Currently, companies are looking for digital profiles and claim that the offer is still insufficient.
In Peru, for example, since the pandemic, the demand for digital profiles has increased between 50% and 60%, according to PageGroup.
“The demand is so great that companies cannot find those profiles. In the country, eight out of ten companies say they have problems filling these digital positions,” said the executive.
In the case of the offer, he specified that, according to the ManpowerGroup survey, in Latin America 75% of young people between the ages of 18 and 29 have difficulties finding a job, according to the report ‘Shortage of job opportunities for young people 2022’ from ManpowerGroup.
“There is a dichotomy in the market, in which many job seekers cannot find it and various companies that require specific profiles cannot meet their demand either. The issue is that people not only lack the necessary skills to fill these positions, but they also do not know how they can prepare for this application”, stated López.
A significant percentage of people are aware that there are changes in the world of work, but they are not oriented on how to prepare for what companies are demanding.
She affirmed that in Peru and the world there is a digital employment gap that can be reduced with the use of these virtual tools that, free of charge, guide people to prepare to be more employable, more competitive in the digital world.
80% of the top companies in the country have had difficulties filling their digital vacancies, according to a survey by the Inter-American Development Bank (IDB).
Similarly, the Economic Commission for Latin America and the Caribbean (Cepal) assured that 30% of the country’s population has basic digital skills and only 10% have advanced skills.
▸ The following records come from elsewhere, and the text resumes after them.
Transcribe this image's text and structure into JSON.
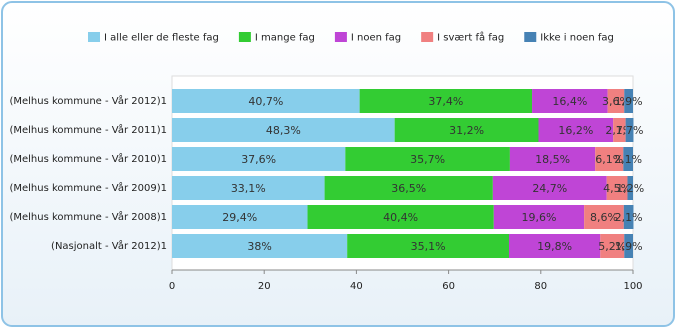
{
  "chart_data": {
    "type": "bar",
    "orientation": "horizontal",
    "stacked": true,
    "categories": [
      "(Melhus kommune - Vår 2012)1",
      "(Melhus kommune - Vår 2011)1",
      "(Melhus kommune - Vår 2010)1",
      "(Melhus kommune - Vår 2009)1",
      "(Melhus kommune - Vår 2008)1",
      "(Nasjonalt - Vår 2012)1"
    ],
    "series": [
      {
        "name": "I alle eller de fleste fag",
        "color": "#87ceeb",
        "values": [
          40.7,
          48.3,
          37.6,
          33.1,
          29.4,
          38
        ],
        "value_labels": [
          "40,7%",
          "48,3%",
          "37,6%",
          "33,1%",
          "29,4%",
          "38%"
        ]
      },
      {
        "name": "I mange fag",
        "color": "#33cc33",
        "values": [
          37.4,
          31.2,
          35.7,
          36.5,
          40.4,
          35.1
        ],
        "value_labels": [
          "37,4%",
          "31,2%",
          "35,7%",
          "36,5%",
          "40,4%",
          "35,1%"
        ]
      },
      {
        "name": "I noen fag",
        "color": "#bf45d6",
        "values": [
          16.4,
          16.2,
          18.5,
          24.7,
          19.6,
          19.8
        ],
        "value_labels": [
          "16,4%",
          "16,2%",
          "18,5%",
          "24,7%",
          "19,6%",
          "19,8%"
        ]
      },
      {
        "name": "I svært få fag",
        "color": "#f08080",
        "values": [
          3.6,
          2.7,
          6.1,
          4.5,
          8.6,
          5.2
        ],
        "value_labels": [
          "3,6%",
          "2,7%",
          "6,1%",
          "4,5%",
          "8,6%",
          "5,2%"
        ]
      },
      {
        "name": "Ikke i noen fag",
        "color": "#4682b4",
        "values": [
          1.9,
          1.7,
          2.1,
          1.2,
          2.1,
          1.9
        ],
        "value_labels": [
          "1,9%",
          "1,7%",
          "2,1%",
          "1,2%",
          "2,1%",
          "1,9%"
        ]
      }
    ],
    "xlim": [
      0,
      100
    ],
    "xticks": [
      0,
      20,
      40,
      60,
      80,
      100
    ],
    "legend": "top"
  }
}
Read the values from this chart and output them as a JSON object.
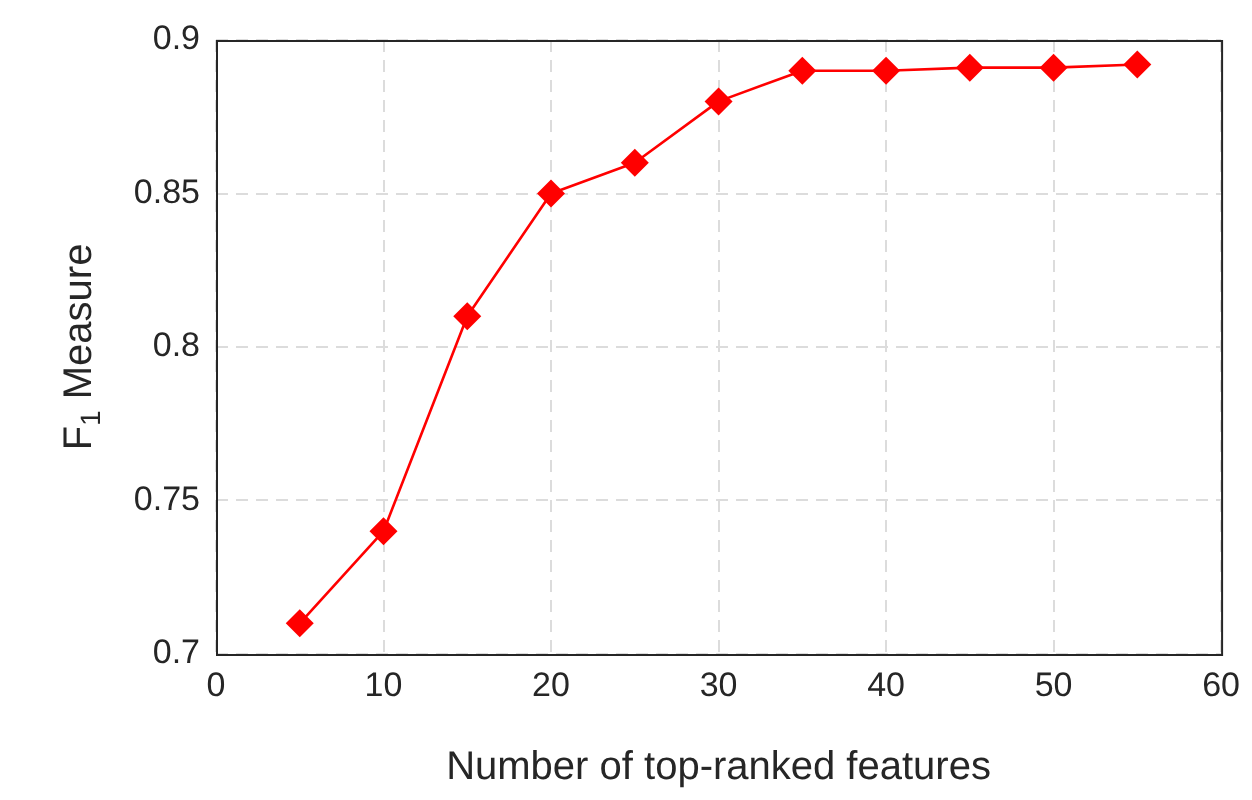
{
  "chart_data": {
    "type": "line",
    "xlabel": "Number of top-ranked features",
    "ylabel": "F$_{1}$ Measure",
    "x": [
      5,
      10,
      15,
      20,
      25,
      30,
      35,
      40,
      45,
      50,
      55
    ],
    "series": [
      {
        "color": "#ff0000",
        "values": [
          0.71,
          0.74,
          0.81,
          0.85,
          0.86,
          0.88,
          0.89,
          0.89,
          0.891,
          0.891,
          0.892
        ]
      }
    ],
    "xlim": [
      0,
      60
    ],
    "xticks": [
      0,
      10,
      20,
      30,
      40,
      50,
      60
    ],
    "ylim": [
      0.7,
      0.9
    ],
    "yticks": [
      0.7,
      0.75,
      0.8,
      0.85,
      0.9
    ],
    "grid": true,
    "legend": false,
    "marker": "diamond",
    "line_style": "solid"
  }
}
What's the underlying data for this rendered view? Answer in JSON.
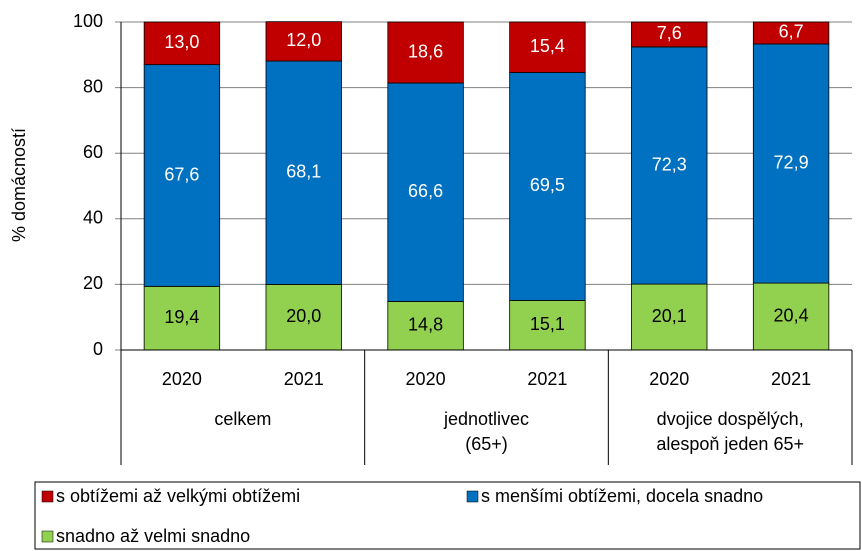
{
  "chart_data": {
    "type": "stacked-bar",
    "y_axis_label": "% domácností",
    "categories": [
      "2020",
      "2021",
      "2020",
      "2021",
      "2020",
      "2021"
    ],
    "groups": [
      [
        "celkem"
      ],
      [
        "jednotlivec",
        "(65+)"
      ],
      [
        "dvojice dospělých,",
        "alespoň jeden 65+"
      ]
    ],
    "series": [
      {
        "name": "snadno až velmi snadno",
        "color": "#92d050",
        "label_color": "#000000",
        "values": [
          19.4,
          20.0,
          14.8,
          15.1,
          20.1,
          20.4
        ],
        "value_labels": [
          "19,4",
          "20,0",
          "14,8",
          "15,1",
          "20,1",
          "20,4"
        ]
      },
      {
        "name": "s menšími obtížemi, docela snadno",
        "color": "#0070c0",
        "label_color": "#ffffff",
        "values": [
          67.6,
          68.1,
          66.6,
          69.5,
          72.3,
          72.9
        ],
        "value_labels": [
          "67,6",
          "68,1",
          "66,6",
          "69,5",
          "72,3",
          "72,9"
        ]
      },
      {
        "name": "s obtížemi až velkými obtížemi",
        "color": "#c00000",
        "label_color": "#ffffff",
        "values": [
          13.0,
          12.0,
          18.6,
          15.4,
          7.6,
          6.7
        ],
        "value_labels": [
          "13,0",
          "12,0",
          "18,6",
          "15,4",
          "7,6",
          "6,7"
        ]
      }
    ],
    "ylim": [
      0,
      100
    ],
    "yticks": [
      0,
      20,
      40,
      60,
      80,
      100
    ],
    "grid": true
  }
}
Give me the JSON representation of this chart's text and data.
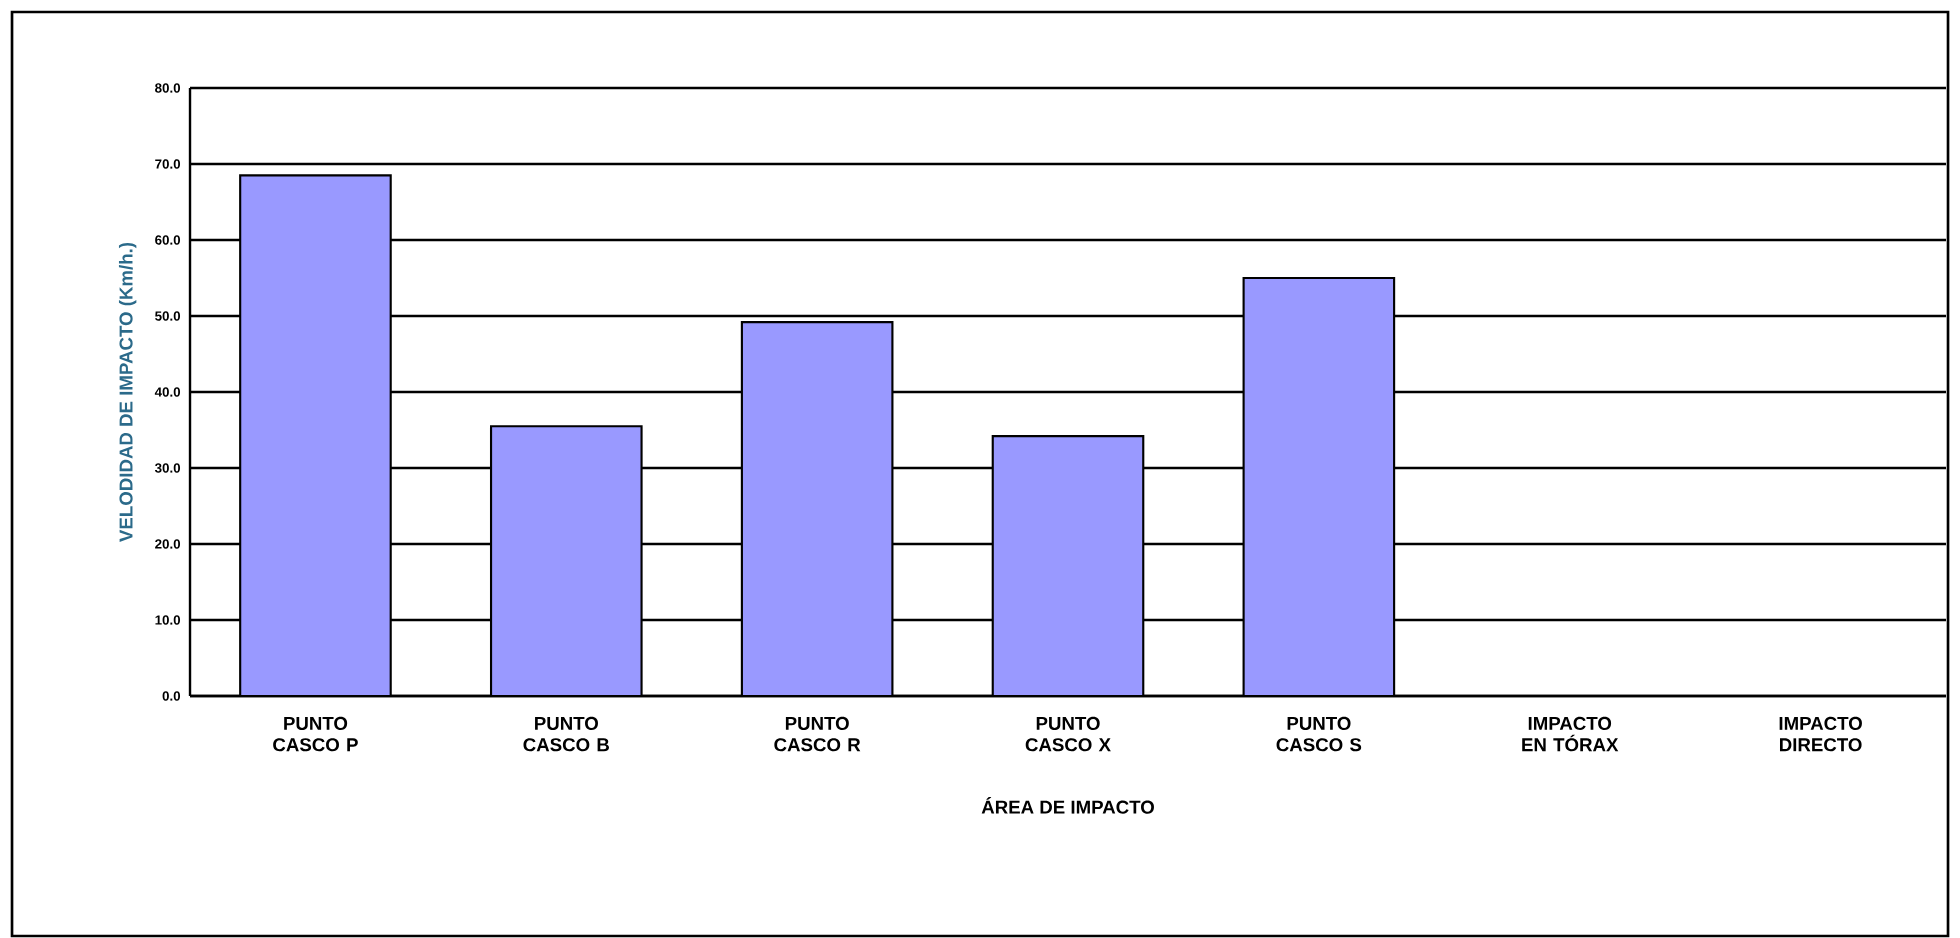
{
  "chart_data": {
    "type": "bar",
    "xlabel": "ÁREA DE IMPACTO",
    "ylabel": "VELODIDAD DE IMPACTO (Km/h.)",
    "categories": [
      "PUNTO CASCO P",
      "PUNTO CASCO B",
      "PUNTO CASCO R",
      "PUNTO CASCO X",
      "PUNTO CASCO S",
      "IMPACTO EN TÓRAX",
      "IMPACTO DIRECTO"
    ],
    "values": [
      68.5,
      35.5,
      49.2,
      34.2,
      55.0,
      null,
      null
    ],
    "color": "#9999ff",
    "ylim": [
      0,
      80
    ],
    "yticks": [
      {
        "value": 0,
        "label": "0.0"
      },
      {
        "value": 10,
        "label": "10.0"
      },
      {
        "value": 20,
        "label": "20.0"
      },
      {
        "value": 30,
        "label": "30.0"
      },
      {
        "value": 40,
        "label": "40.0"
      },
      {
        "value": 50,
        "label": "50.0"
      },
      {
        "value": 60,
        "label": "60.0"
      },
      {
        "value": 70,
        "label": "70.0"
      },
      {
        "value": 80,
        "label": "80.0"
      }
    ],
    "grid": "y"
  }
}
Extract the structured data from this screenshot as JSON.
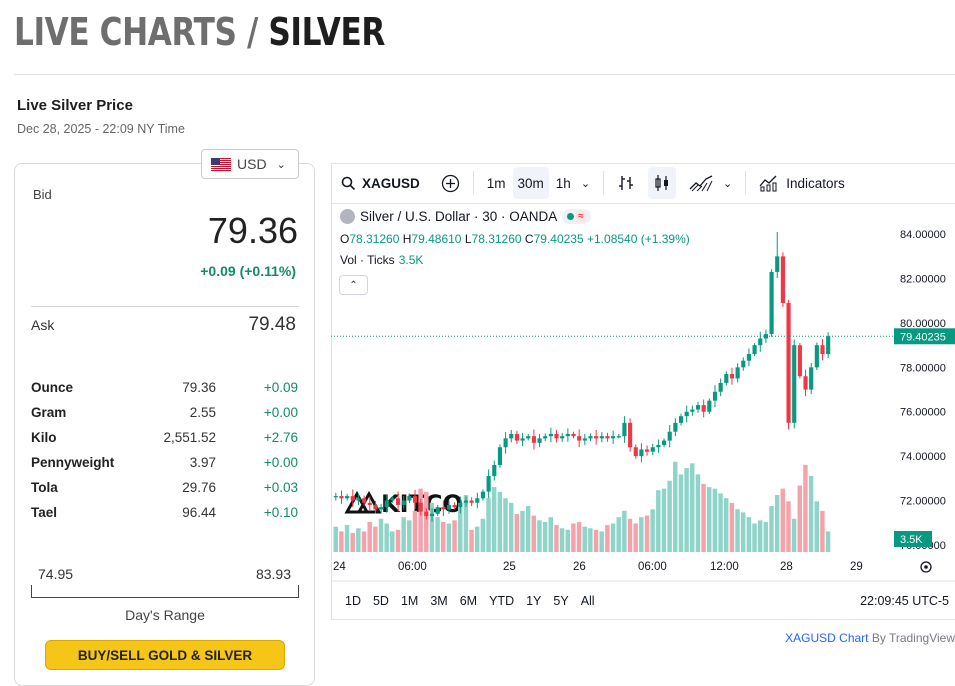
{
  "header": {
    "title_part1": "LIVE CHARTS / ",
    "title_part2": "SILVER",
    "subtitle": "Live Silver Price",
    "timestamp": "Dec 28, 2025 - 22:09 NY Time"
  },
  "price_card": {
    "currency": "USD",
    "bid_label": "Bid",
    "bid": "79.36",
    "bid_change": "+0.09 (+0.11%)",
    "ask_label": "Ask",
    "ask": "79.48",
    "units": [
      {
        "name": "Ounce",
        "price": "79.36",
        "change": "+0.09"
      },
      {
        "name": "Gram",
        "price": "2.55",
        "change": "+0.00"
      },
      {
        "name": "Kilo",
        "price": "2,551.52",
        "change": "+2.76"
      },
      {
        "name": "Pennyweight",
        "price": "3.97",
        "change": "+0.00"
      },
      {
        "name": "Tola",
        "price": "29.76",
        "change": "+0.03"
      },
      {
        "name": "Tael",
        "price": "96.44",
        "change": "+0.10"
      }
    ],
    "range_low": "74.95",
    "range_high": "83.93",
    "range_label": "Day's Range",
    "buy_button": "BUY/SELL GOLD & SILVER"
  },
  "toolbar": {
    "symbol": "XAGUSD",
    "intervals": [
      "1m",
      "30m",
      "1h"
    ],
    "active_interval": "30m",
    "indicators_label": "Indicators"
  },
  "legend": {
    "title": "Silver / U.S. Dollar · 30 · OANDA",
    "open_label": "O",
    "open": "78.31260",
    "high_label": "H",
    "high": "79.48610",
    "low_label": "L",
    "low": "78.31260",
    "close_label": "C",
    "close": "79.40235",
    "change": "+1.08540 (+1.39%)",
    "volume_label": "Vol · Ticks",
    "volume_value": "3.5K",
    "watermark": "KITCO"
  },
  "chart_data": {
    "type": "candlestick",
    "symbol": "XAGUSD",
    "y_ticks": [
      "84.00000",
      "82.00000",
      "80.00000",
      "78.00000",
      "76.00000",
      "74.00000",
      "72.00000",
      "70.00000"
    ],
    "x_ticks": [
      "24",
      "06:00",
      "25",
      "26",
      "06:00",
      "12:00",
      "28",
      "29"
    ],
    "last_price_label": "79.40235",
    "last_volume_label": "3.5K",
    "ylim": [
      69.5,
      85.0
    ],
    "up_color": "#089981",
    "down_color": "#f23645",
    "closes": [
      72.2,
      72.1,
      72.2,
      72.0,
      72.1,
      71.9,
      71.8,
      71.6,
      71.7,
      72.0,
      72.1,
      71.8,
      72.0,
      72.2,
      71.9,
      71.5,
      71.3,
      71.4,
      71.7,
      71.6,
      71.8,
      71.7,
      71.9,
      72.0,
      71.9,
      72.1,
      72.4,
      73.1,
      73.6,
      74.4,
      74.8,
      75.0,
      74.7,
      74.8,
      74.9,
      74.6,
      74.8,
      74.9,
      75.0,
      74.8,
      74.9,
      75.0,
      74.9,
      74.7,
      74.8,
      74.9,
      74.8,
      74.9,
      74.8,
      74.9,
      74.9,
      75.5,
      74.4,
      74.0,
      74.3,
      74.2,
      74.4,
      74.5,
      74.7,
      75.1,
      75.5,
      75.8,
      76.0,
      76.1,
      76.3,
      76.0,
      76.5,
      76.9,
      77.3,
      77.7,
      77.5,
      78.0,
      78.3,
      78.6,
      79.0,
      79.3,
      79.5,
      82.3,
      83.0,
      80.9,
      75.5,
      79.0,
      77.6,
      77.0,
      78.0,
      79.0,
      78.6,
      79.4
    ],
    "volumes": [
      1.6,
      1.3,
      1.7,
      1.2,
      1.5,
      1.3,
      1.9,
      1.6,
      2.1,
      1.8,
      1.3,
      1.4,
      2.2,
      2.0,
      2.6,
      4.0,
      3.8,
      3.1,
      2.2,
      1.9,
      1.8,
      2.0,
      3.1,
      3.6,
      1.4,
      1.6,
      2.1,
      3.4,
      4.1,
      3.8,
      3.4,
      3.1,
      2.4,
      2.6,
      2.9,
      2.3,
      2.0,
      1.9,
      2.2,
      1.7,
      1.5,
      1.4,
      1.8,
      1.9,
      1.6,
      1.5,
      1.4,
      1.3,
      1.7,
      1.8,
      2.2,
      2.6,
      2.1,
      1.8,
      2.2,
      2.3,
      2.7,
      3.9,
      4.0,
      4.5,
      5.7,
      4.9,
      5.3,
      5.6,
      4.9,
      4.3,
      4.1,
      4.0,
      3.7,
      3.4,
      3.1,
      2.7,
      2.5,
      2.2,
      1.8,
      2.0,
      1.9,
      2.9,
      3.6,
      4.0,
      3.2,
      2.1,
      4.2,
      5.5,
      4.8,
      3.2,
      2.6,
      1.3
    ]
  },
  "time_range": {
    "tabs": [
      "1D",
      "5D",
      "1M",
      "3M",
      "6M",
      "YTD",
      "1Y",
      "5Y",
      "All"
    ],
    "clock": "22:09:45 UTC-5"
  },
  "attribution": {
    "link": "XAGUSD Chart",
    "suffix": " By TradingView"
  }
}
The pandemic put everyone on the same level, in terms of digital training. While some countries were further along on the subject of digital transformation, all had the need to move quickly towards this new reality.
Using big data and artificial intelligence, these gaps between people who have the digital skills and those who do not can be reduced. Given this situation, Fundación Telefónica made available the Skills Map and the Virtual Professional Counselor, two free tools that will be a guide and mentor in the search for a job.
“Anyone can acquire these skills, lose fear and approach the digital world,” López added.